Bilinçli bir aile, toplum, çevre özellikle de eğitim Zeynep’leri bu zorbalıktan koruyabilir. Benim de merkeze aldığım gibi uyarıcı kitaplar ve hikayeler bu konuda aydınlatıcı bir rol oynayabilir. Daha da derinlere gidersek kökten çözüm için özellikle çocuk yaşlarda eğitim aşamasında zorbalıkla nasıl mücadele edileceğini insanlara öğretmek ve zorbalık yapma eğilimindeki kişileri de bu konuda eğitmek ile mümkün olabilir. Bu mobbing dediğimiz şeye cüret edenler toplum ve çevre tarafından ifşa edilip dışlansa, böyle bir şeyin güç adına toplumda itibar sağlayamayacağını gösterebilse, alay edilenin değil de alay edenin aşağılandığı bir sistem işlese bir nebze olsun önüne geçilebilir.
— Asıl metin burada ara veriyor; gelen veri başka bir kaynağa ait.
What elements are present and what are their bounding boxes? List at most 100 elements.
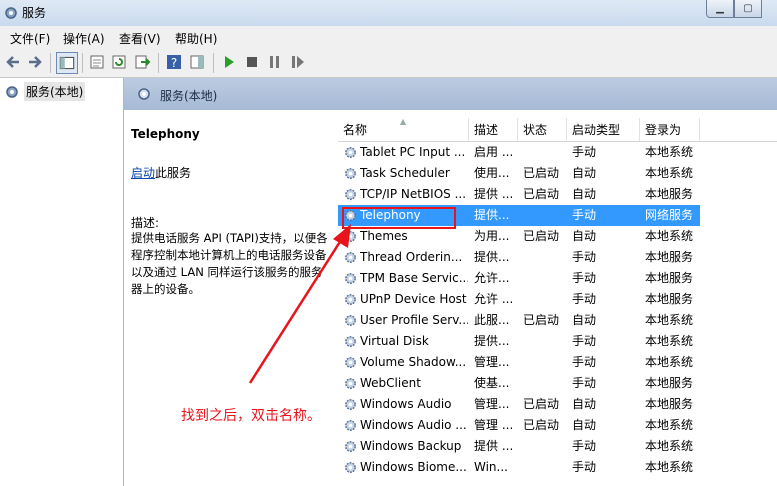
service-row[interactable]: UPnP Device Host 允许 ... 手动 本地服务 bbox=[338, 289, 700, 310]
gear-icon bbox=[345, 168, 356, 179]
service-name-cell: Task Scheduler bbox=[360, 166, 450, 180]
service-logon-cell: 本地系统 bbox=[645, 355, 694, 369]
service-logon-cell: 本地服务 bbox=[645, 376, 694, 390]
svg-text:?: ? bbox=[171, 56, 177, 70]
menu-view[interactable]: 查看(V) bbox=[119, 30, 161, 47]
description-label: 描述: bbox=[131, 216, 160, 230]
service-logon-cell: 本地系统 bbox=[645, 145, 694, 159]
back-icon[interactable] bbox=[4, 53, 22, 71]
service-description-cell: 此服... bbox=[474, 313, 510, 327]
service-logon-cell: 本地系统 bbox=[645, 460, 694, 474]
service-name-cell: TCP/IP NetBIOS ... bbox=[360, 187, 467, 201]
service-row[interactable]: Volume Shadow... 管理... 手动 本地系统 bbox=[338, 352, 700, 373]
window-controls: ▁ ▢ bbox=[706, 0, 762, 18]
service-name-cell: Themes bbox=[360, 229, 408, 243]
gear-icon bbox=[345, 273, 356, 284]
toolbar-separator bbox=[158, 53, 159, 73]
service-description-cell: 提供... bbox=[474, 250, 510, 264]
gear-icon bbox=[345, 336, 356, 347]
service-status-cell bbox=[523, 142, 565, 163]
service-name-cell: UPnP Device Host bbox=[360, 292, 467, 306]
gear-icon bbox=[345, 462, 356, 473]
service-startup-type-cell: 自动 bbox=[572, 166, 597, 180]
service-startup-type-cell: 自动 bbox=[572, 313, 597, 327]
toolbar: ? bbox=[0, 48, 777, 78]
gear-icon bbox=[345, 399, 356, 410]
help-icon[interactable]: ? bbox=[165, 53, 183, 71]
service-startup-type-cell: 手动 bbox=[572, 376, 597, 390]
service-startup-type-cell: 自动 bbox=[572, 229, 597, 243]
service-row[interactable]: Windows Audio 管理... 已启动 自动 本地服务 bbox=[338, 394, 700, 415]
show-pane-icon[interactable] bbox=[188, 53, 206, 71]
console-tree: 服务(本地) bbox=[0, 78, 124, 486]
service-name-cell: Windows Audio bbox=[360, 397, 452, 411]
column-header-logon[interactable]: 登录为 bbox=[640, 118, 700, 141]
services-list: ▲ 名称 描述 状态 启动类型 登录为 Tablet PC Input ... 启… bbox=[338, 118, 777, 486]
service-row[interactable]: Virtual Disk 提供... 手动 本地系统 bbox=[338, 331, 700, 352]
service-row[interactable]: TCP/IP NetBIOS ... 提供 ... 已启动 自动 本地服务 bbox=[338, 184, 700, 205]
properties-icon[interactable] bbox=[88, 53, 106, 71]
console-tree-icon[interactable] bbox=[56, 52, 78, 74]
start-service-link[interactable]: 启动 bbox=[131, 166, 155, 180]
service-row[interactable]: Themes 为用... 已启动 自动 本地系统 bbox=[338, 226, 700, 247]
gear-icon bbox=[345, 231, 356, 242]
service-startup-type-cell: 手动 bbox=[572, 292, 597, 306]
annotation-text: 找到之后，双击名称。 bbox=[181, 408, 321, 424]
menu-help[interactable]: 帮助(H) bbox=[175, 30, 217, 47]
service-row[interactable]: Thread Orderin... 提供... 手动 本地服务 bbox=[338, 247, 700, 268]
menu-file[interactable]: 文件(F) bbox=[10, 30, 50, 47]
service-startup-type-cell: 手动 bbox=[572, 271, 597, 285]
gear-icon bbox=[345, 294, 356, 305]
service-row[interactable]: Tablet PC Input ... 启用 ... 手动 本地系统 bbox=[338, 142, 700, 163]
service-description-cell: Win... bbox=[474, 460, 508, 474]
column-header-description[interactable]: 描述 bbox=[469, 118, 518, 141]
service-status-cell: 已启动 bbox=[523, 166, 560, 180]
column-header-status[interactable]: 状态 bbox=[518, 118, 567, 141]
toolbar-separator bbox=[82, 53, 83, 73]
gear-icon bbox=[345, 252, 356, 263]
service-logon-cell: 本地系统 bbox=[645, 313, 694, 327]
menu-bar: 文件(F) 操作(A) 查看(V) 帮助(H) bbox=[0, 26, 777, 48]
service-startup-type-cell: 手动 bbox=[572, 145, 597, 159]
service-logon-cell: 本地服务 bbox=[645, 397, 694, 411]
column-header-name[interactable]: ▲ 名称 bbox=[338, 118, 469, 141]
gear-icon bbox=[345, 420, 356, 431]
export-icon[interactable] bbox=[133, 53, 151, 71]
service-name-cell: Virtual Disk bbox=[360, 334, 429, 348]
service-row[interactable]: TPM Base Servic... 允许... 手动 本地服务 bbox=[338, 268, 700, 289]
service-logon-cell: 本地系统 bbox=[645, 229, 694, 243]
column-header-label: 启动类型 bbox=[572, 123, 621, 137]
service-row[interactable]: WebClient 使基... 手动 本地服务 bbox=[338, 373, 700, 394]
title-bar: 服务 ▁ ▢ bbox=[0, 0, 777, 26]
tree-item-label: 服务(本地) bbox=[24, 82, 86, 101]
play-icon[interactable] bbox=[220, 53, 238, 71]
service-description-cell: 管理... bbox=[474, 355, 510, 369]
service-description-cell: 提供 ... bbox=[474, 187, 514, 201]
service-status-cell: 已启动 bbox=[523, 187, 560, 201]
service-logon-cell: 网络服务 bbox=[645, 208, 694, 222]
pane-header-title: 服务(本地) bbox=[160, 89, 218, 103]
pane-header: 服务(本地) bbox=[124, 78, 777, 110]
service-row[interactable]: Windows Audio ... 管理 ... 已启动 自动 本地系统 bbox=[338, 415, 700, 436]
toolbar-separator bbox=[50, 53, 51, 73]
refresh-icon[interactable] bbox=[110, 53, 128, 71]
tree-item-services-local[interactable]: 服务(本地) bbox=[4, 82, 86, 101]
service-name-cell: Volume Shadow... bbox=[360, 355, 467, 369]
service-row[interactable]: User Profile Serv... 此服... 已启动 自动 本地系统 bbox=[338, 310, 700, 331]
service-startup-type-cell: 手动 bbox=[572, 208, 597, 222]
minimize-button[interactable]: ▁ bbox=[706, 0, 734, 18]
service-row[interactable]: Task Scheduler 使用... 已启动 自动 本地系统 bbox=[338, 163, 700, 184]
maximize-button[interactable]: ▢ bbox=[734, 0, 762, 18]
service-startup-type-cell: 手动 bbox=[572, 334, 597, 348]
forward-icon[interactable] bbox=[26, 53, 44, 71]
service-logon-cell: 本地系统 bbox=[645, 439, 694, 453]
service-name-cell: TPM Base Servic... bbox=[360, 271, 468, 285]
menu-action[interactable]: 操作(A) bbox=[63, 30, 105, 47]
service-row[interactable]: Windows Biome... Win... 手动 本地系统 bbox=[338, 457, 700, 478]
pause-icon[interactable] bbox=[266, 53, 284, 71]
column-header-startup-type[interactable]: 启动类型 bbox=[567, 118, 640, 141]
stop-icon[interactable] bbox=[243, 53, 261, 71]
resume-icon[interactable] bbox=[289, 53, 307, 71]
service-status-cell bbox=[523, 247, 565, 268]
service-row[interactable]: Windows Backup 提供 ... 手动 本地系统 bbox=[338, 436, 700, 457]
Kahramanlık filmlerinde olduğu gibi gerçek hayatta da insanlar zayıf ve güçsüz olanın yanında olmaktan gurur duyarlarsa belki insanlık bu dertten kurtulabilir. Biraz ütopik olduğunun farkındayım ama bu benim temennim.
- Yazma arzunuz, yazarken kendinize mesele edindiğiniz konular hakkında bilgi verir misiniz?
Bu benim çocuk kitabımdan sonra okuyucu ile buluştuğum ilk roman. Bunun dışında pek çok öykü ve hikayem var. Düşündüğüm zaman meselem sanırım insanlara başımız gelen olayların karşılaştığımız insanların iyi ya da kötü mutlaka bir anlamı olduğu ve her şeyin üstesinden gelmek için hepimizin içinde bir güç olduğunu hissettirmek. İnsanların çoğu ilahi adaletin işleyişi konusunda çok ümitsiz oysa ben hem kendim hem de çevremde defalarca bunun gerçekleştiğine tanık oldum. İyi bir gözlemci ve hafızası kuvvetli tüm insanlar buna şahit olmuştur. Hikayelerimde iyi-kötü, siyah- beyaz, doğru-yanlış çatışmalarını ortaya koyup, zorluklar yaşayan insanlara mutlaka ve mutlaka bunun altından kalkacak güç ve beceriye sahip olduklarını hatırlatmaya çalışıyorum.